Die beiden Jungs vom Otto-Hahn-Gymnasium nehmen am „Boys Day“ an einem Jungs-Workshop im Bochumer Familienzentrum Kinder Oase teil. Die JobCenter und das Herner Emschertal Berufskolleg bemühen sich, männliche Erzieher für die Kindertagesstätten zu rekrutieren. Damit kann man nicht früh genug beginnen.
„Bundesweit“, so Sandra Brinkmann vom JobCenter Herne, „bestehen die Teams der Kindertagesstätten zu gerade mal 2,5 Prozent aus Männern. Dabei könnten Männer den Kindern wichtige Impulse geben.“ Die Empfehlung der EU liegt bei einem Anteil von 20 Prozent.
Immerhin, das Interesse ist groß: Mit 30 Teilnehmern hatte man gerechnet. Gekommen sind 43 Jungs aus Herne, Bochum, Witten und Essen. Sie besuchen in Realschulen, Gymnasien oder Gesamtschulen die achten oder neunten Klassen. Zumindest ein lokaler Anfangserfolg für die Bundes-Initiative „Männer in KiTas“.
„In Herne wird nur ein einziger Kindergarten von einem Mann geleitet“, gibt Bernd Skubinn, Lehrer am Emschertal Berufskolleg zu verstehen. „Männer als Erzieher sind heiß begehrt. Kleine Jungs brauchen das Vorbild Mann in der Kindertagesstätte. Auch bei Mädchen sind sie sehr beliebt, weil diese sonst ausschließlich auf Frauen fixiert sind.“ Nach Skubinns Ansicht hängt der mangelnde männliche Zulauf wesentlich auch mit der Bezahlung zusammen. Florian Föcking, der seit zwei Jahren als Erzieher in der Bochumer KiTa St. Paulus arbeitet, relativiert ein bisschen: Mit 1400 bis 1500 Euro im Monat komme er allein ganz gut zurecht. „Eine Familie kann man davon natürlich nicht ernähren.“
Föckings Augen leuchten, wenn er davon spricht, „die Persönlichkeit des Kindes zu begleiten und zu entwickeln.“ Er lächelt, wenn er von seinen Anfängen als Erzieher berichtet. „Ich war der König im Kindergarten. Vor allem die Jungs haben sich auf mich gestürzt.“ Die Arbeit bereite ihm riesigen Spaß, „auch wenn es manchmal nervig ist“.

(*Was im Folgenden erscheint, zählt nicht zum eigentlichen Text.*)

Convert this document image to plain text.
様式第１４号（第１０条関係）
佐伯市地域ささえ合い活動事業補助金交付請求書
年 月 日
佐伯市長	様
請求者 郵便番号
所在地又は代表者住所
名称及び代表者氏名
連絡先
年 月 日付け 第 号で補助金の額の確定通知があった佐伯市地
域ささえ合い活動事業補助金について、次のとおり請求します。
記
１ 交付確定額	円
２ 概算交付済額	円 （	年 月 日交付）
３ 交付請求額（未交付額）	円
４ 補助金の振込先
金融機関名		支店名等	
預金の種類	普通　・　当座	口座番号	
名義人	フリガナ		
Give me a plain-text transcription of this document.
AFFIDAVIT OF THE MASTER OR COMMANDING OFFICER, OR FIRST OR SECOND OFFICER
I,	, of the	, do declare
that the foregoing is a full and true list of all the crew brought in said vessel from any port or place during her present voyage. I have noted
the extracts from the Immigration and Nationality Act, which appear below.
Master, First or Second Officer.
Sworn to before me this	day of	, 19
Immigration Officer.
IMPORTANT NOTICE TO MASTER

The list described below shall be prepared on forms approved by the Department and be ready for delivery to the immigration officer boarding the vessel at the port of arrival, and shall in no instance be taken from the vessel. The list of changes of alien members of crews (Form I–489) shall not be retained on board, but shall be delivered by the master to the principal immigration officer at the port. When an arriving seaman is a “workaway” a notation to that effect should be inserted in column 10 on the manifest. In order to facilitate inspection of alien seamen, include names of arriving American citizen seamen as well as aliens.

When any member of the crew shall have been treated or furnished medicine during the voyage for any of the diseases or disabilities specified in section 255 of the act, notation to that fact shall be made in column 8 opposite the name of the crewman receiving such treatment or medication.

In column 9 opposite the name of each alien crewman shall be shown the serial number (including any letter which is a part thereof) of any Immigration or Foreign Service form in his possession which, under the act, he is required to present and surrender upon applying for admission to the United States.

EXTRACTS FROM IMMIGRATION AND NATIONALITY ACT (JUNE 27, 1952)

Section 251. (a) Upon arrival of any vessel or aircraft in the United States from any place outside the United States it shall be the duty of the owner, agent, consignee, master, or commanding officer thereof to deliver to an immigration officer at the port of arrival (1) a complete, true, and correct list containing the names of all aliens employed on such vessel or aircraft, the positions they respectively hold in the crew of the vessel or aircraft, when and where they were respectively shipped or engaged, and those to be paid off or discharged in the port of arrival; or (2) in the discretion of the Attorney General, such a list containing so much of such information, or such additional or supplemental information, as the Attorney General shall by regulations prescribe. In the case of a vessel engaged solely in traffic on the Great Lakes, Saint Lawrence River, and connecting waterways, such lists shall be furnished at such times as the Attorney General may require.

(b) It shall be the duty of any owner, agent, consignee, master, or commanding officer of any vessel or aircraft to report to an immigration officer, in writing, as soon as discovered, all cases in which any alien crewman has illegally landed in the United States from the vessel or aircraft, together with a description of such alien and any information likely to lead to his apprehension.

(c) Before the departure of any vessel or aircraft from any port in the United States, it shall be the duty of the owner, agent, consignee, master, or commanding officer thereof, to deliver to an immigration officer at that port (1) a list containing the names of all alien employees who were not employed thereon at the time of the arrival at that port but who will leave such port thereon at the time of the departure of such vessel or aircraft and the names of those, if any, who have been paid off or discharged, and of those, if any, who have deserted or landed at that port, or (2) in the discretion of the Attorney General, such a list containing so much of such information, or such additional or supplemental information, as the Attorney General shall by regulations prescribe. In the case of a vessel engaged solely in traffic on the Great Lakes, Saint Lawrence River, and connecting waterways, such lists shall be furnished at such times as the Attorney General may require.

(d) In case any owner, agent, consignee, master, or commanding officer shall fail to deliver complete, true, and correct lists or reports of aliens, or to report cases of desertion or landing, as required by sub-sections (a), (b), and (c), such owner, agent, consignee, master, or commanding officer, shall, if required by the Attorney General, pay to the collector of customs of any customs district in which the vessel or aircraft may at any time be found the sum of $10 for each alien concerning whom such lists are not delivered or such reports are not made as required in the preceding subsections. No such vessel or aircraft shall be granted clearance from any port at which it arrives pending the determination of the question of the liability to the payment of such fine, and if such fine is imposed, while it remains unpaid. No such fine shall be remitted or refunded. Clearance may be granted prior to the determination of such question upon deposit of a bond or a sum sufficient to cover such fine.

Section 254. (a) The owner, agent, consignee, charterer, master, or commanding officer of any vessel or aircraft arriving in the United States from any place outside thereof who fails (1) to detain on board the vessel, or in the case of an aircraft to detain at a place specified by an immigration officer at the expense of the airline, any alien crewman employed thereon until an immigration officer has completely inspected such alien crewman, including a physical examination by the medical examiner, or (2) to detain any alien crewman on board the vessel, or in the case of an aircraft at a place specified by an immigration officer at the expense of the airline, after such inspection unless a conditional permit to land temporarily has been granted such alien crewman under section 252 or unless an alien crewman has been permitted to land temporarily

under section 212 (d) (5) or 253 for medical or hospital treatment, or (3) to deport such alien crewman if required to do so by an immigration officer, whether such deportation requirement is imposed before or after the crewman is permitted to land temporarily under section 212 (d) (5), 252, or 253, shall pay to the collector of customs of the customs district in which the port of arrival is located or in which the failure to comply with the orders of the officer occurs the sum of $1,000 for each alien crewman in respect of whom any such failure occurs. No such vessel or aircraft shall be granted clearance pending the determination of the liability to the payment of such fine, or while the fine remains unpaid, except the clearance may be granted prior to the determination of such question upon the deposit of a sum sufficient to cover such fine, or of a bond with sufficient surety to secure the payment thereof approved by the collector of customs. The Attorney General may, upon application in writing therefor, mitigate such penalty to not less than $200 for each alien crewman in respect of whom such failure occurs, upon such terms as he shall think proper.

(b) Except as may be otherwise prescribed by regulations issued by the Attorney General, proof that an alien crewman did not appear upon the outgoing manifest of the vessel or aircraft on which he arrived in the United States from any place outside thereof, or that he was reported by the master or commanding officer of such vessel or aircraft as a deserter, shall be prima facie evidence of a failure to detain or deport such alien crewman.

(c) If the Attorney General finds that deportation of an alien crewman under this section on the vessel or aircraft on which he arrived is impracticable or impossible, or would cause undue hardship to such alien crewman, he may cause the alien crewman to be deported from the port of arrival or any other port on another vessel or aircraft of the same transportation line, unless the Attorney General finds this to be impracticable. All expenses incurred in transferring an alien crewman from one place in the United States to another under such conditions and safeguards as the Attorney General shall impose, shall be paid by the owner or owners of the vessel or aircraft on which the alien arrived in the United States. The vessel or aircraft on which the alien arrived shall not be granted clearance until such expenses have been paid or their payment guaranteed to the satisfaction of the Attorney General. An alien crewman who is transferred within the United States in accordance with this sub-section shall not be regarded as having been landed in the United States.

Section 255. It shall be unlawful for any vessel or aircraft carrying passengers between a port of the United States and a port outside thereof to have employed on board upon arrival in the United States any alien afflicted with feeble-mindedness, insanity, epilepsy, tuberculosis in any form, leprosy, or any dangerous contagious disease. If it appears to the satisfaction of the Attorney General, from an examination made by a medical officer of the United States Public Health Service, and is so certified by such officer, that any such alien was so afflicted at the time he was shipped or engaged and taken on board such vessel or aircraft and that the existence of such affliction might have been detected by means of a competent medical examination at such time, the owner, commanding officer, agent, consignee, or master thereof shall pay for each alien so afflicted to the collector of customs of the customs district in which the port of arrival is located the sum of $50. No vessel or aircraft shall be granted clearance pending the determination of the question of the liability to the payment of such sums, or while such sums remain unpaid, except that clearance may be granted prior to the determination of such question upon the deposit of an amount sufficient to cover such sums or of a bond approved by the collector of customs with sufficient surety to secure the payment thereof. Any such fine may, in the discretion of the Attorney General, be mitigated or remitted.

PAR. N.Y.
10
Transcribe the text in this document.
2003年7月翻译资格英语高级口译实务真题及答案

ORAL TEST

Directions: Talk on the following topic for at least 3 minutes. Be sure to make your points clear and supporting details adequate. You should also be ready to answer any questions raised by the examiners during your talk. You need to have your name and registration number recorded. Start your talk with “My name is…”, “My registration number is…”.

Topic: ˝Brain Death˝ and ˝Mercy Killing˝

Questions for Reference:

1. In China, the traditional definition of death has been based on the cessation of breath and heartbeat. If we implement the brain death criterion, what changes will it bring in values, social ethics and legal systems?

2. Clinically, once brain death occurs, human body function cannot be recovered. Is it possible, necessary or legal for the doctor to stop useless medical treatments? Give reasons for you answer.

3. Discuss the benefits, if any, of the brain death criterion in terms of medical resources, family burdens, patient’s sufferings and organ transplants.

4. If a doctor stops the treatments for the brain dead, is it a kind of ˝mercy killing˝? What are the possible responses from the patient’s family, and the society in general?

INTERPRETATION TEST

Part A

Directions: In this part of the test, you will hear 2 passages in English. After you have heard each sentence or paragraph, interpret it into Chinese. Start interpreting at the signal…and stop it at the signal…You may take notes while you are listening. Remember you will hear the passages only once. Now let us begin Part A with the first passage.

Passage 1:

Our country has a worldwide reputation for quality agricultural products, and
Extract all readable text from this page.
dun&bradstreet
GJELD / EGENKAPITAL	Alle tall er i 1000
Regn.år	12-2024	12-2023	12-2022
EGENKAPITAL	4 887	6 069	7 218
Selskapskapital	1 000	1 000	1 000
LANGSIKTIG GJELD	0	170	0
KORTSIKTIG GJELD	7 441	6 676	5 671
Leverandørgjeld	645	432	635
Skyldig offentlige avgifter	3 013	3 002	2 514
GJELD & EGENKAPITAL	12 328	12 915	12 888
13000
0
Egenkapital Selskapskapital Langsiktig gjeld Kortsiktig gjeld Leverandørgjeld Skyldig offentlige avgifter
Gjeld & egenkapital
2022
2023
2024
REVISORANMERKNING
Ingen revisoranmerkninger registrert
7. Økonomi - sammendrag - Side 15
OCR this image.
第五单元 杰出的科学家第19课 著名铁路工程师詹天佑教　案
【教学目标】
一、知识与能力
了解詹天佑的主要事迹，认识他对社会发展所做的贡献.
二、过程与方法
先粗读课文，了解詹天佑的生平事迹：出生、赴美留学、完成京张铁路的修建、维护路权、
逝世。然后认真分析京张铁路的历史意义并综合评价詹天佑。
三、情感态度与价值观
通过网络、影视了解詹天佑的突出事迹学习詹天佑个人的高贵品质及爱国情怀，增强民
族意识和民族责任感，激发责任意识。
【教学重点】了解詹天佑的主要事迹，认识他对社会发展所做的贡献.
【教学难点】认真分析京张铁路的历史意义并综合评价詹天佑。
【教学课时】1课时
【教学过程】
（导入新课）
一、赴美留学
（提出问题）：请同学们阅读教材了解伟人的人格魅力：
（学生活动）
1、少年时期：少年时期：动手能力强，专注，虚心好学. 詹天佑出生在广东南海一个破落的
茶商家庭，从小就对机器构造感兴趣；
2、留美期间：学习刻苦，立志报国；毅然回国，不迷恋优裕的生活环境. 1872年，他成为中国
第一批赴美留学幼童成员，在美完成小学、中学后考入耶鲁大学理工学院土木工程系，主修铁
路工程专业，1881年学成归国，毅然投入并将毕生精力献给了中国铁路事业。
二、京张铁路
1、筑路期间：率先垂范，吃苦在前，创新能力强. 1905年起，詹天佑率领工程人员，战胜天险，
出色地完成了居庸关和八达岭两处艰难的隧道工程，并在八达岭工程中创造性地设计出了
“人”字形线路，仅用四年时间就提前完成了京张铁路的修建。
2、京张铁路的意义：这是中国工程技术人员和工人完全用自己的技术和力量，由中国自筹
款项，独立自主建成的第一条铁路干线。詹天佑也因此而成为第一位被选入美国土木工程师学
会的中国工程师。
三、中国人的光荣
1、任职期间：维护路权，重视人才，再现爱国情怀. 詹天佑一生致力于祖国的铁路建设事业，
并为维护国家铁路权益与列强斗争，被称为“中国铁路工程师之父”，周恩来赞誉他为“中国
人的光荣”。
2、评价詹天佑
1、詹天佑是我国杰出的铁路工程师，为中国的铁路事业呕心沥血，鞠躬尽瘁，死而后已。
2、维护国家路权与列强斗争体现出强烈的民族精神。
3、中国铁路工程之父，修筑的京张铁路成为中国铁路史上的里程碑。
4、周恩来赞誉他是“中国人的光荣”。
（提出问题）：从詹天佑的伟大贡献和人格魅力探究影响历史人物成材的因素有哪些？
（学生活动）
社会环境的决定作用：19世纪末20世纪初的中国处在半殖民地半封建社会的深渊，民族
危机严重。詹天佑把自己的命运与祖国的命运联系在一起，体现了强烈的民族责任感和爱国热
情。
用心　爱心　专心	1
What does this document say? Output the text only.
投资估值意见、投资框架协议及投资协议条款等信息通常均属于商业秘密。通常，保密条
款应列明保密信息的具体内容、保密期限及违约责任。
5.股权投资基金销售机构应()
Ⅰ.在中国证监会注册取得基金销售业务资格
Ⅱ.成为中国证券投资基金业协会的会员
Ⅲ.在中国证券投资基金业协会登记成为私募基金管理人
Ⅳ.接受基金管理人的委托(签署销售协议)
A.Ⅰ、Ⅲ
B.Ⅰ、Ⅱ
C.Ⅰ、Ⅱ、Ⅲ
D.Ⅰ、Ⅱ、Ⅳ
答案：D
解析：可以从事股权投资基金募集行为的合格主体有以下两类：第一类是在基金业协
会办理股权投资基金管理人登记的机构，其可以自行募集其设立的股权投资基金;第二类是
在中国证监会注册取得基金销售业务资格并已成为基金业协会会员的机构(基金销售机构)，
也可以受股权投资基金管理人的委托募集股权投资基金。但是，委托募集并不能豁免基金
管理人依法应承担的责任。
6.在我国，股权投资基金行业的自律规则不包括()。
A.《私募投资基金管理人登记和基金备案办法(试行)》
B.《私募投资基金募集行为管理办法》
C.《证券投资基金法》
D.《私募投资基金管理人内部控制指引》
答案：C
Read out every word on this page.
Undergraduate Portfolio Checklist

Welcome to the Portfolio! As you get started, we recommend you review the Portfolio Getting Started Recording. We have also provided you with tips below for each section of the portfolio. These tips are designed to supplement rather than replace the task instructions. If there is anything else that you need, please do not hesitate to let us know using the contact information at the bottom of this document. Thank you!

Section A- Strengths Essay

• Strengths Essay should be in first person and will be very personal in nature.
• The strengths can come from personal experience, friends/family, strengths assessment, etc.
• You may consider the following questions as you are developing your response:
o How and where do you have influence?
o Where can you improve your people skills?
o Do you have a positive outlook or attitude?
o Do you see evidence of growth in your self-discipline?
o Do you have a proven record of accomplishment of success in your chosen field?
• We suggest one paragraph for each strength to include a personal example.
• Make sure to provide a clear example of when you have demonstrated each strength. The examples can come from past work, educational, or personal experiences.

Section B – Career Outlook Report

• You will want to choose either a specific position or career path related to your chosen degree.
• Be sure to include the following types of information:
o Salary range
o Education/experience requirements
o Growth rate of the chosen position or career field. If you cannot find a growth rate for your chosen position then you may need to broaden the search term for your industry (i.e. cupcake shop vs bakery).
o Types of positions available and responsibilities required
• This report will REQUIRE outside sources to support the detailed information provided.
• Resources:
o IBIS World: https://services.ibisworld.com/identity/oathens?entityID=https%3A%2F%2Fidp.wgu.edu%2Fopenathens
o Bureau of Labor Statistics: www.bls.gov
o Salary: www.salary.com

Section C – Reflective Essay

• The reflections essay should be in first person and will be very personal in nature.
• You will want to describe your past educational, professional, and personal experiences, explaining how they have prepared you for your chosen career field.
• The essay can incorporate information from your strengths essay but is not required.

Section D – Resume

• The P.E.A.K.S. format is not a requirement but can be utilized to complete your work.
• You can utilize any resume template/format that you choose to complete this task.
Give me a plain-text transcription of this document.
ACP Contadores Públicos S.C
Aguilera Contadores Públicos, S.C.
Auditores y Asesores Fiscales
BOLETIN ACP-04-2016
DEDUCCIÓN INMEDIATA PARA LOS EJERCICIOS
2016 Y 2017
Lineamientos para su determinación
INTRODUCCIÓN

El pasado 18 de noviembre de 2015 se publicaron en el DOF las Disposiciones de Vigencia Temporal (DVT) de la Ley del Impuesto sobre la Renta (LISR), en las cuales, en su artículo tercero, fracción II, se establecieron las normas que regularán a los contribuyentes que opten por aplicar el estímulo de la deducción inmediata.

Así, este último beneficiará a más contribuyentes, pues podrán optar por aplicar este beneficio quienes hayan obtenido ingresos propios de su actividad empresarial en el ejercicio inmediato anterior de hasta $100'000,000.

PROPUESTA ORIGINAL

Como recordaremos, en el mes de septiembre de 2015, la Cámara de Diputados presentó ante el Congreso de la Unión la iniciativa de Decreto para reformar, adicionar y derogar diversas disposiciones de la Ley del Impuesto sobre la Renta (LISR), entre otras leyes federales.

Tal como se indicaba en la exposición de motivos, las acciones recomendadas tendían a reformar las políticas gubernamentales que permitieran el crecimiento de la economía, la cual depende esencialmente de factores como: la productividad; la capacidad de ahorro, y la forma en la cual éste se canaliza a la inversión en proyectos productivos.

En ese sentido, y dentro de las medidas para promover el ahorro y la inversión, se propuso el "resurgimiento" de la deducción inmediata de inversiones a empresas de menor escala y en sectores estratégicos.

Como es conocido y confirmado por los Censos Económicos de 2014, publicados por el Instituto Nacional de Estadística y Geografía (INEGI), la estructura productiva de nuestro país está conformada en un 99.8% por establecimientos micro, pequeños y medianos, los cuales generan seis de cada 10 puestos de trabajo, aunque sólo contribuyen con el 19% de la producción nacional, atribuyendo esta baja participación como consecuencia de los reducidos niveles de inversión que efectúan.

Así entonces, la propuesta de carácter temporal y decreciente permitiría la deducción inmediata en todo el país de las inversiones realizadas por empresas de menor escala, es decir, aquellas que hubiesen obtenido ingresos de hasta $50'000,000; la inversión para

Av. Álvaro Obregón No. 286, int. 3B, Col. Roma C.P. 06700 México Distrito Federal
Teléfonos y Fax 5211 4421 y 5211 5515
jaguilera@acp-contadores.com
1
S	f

Die Jungmänner, die am Workshop teilnehmen, stellen sehr zaghaft ihre Fragen. „Muss ein Erzieher jede Kleinigkeit in der Entwicklung von Kindern dokumentieren?“, will einer wissen. „Im Prinzip schon“, antworten die Experten, „aber das ist nicht so aufwändig wie es sich anhört.“ Außerdem arbeite man ja im Team und jeder trage etwas aus seinen persönlichen Beobachtungen bei.
Nach der Theorie kommt die entspannende Praxis. Die Workshop-Jungs basteln Sponge Bobs und Pinguine – wie sie es später mit den KiTa-Kindern vielleicht auch machen würden.
Luca und Hauke haben unterdessen eine Alternative für ihren Berufsweg gefunden. Wenn es mit dem Erzieher nichts werde, kämen durchaus auch Polizist und Architekt infrage. Dabei ist die berufliche Einsatz-Palette für Erzieher nicht auf Kindergärten beschränkt: Es stehen ihnen auch die Türen von Heimen, Jugendzentren oder Einrichtungen des Offenen Ganztags offen.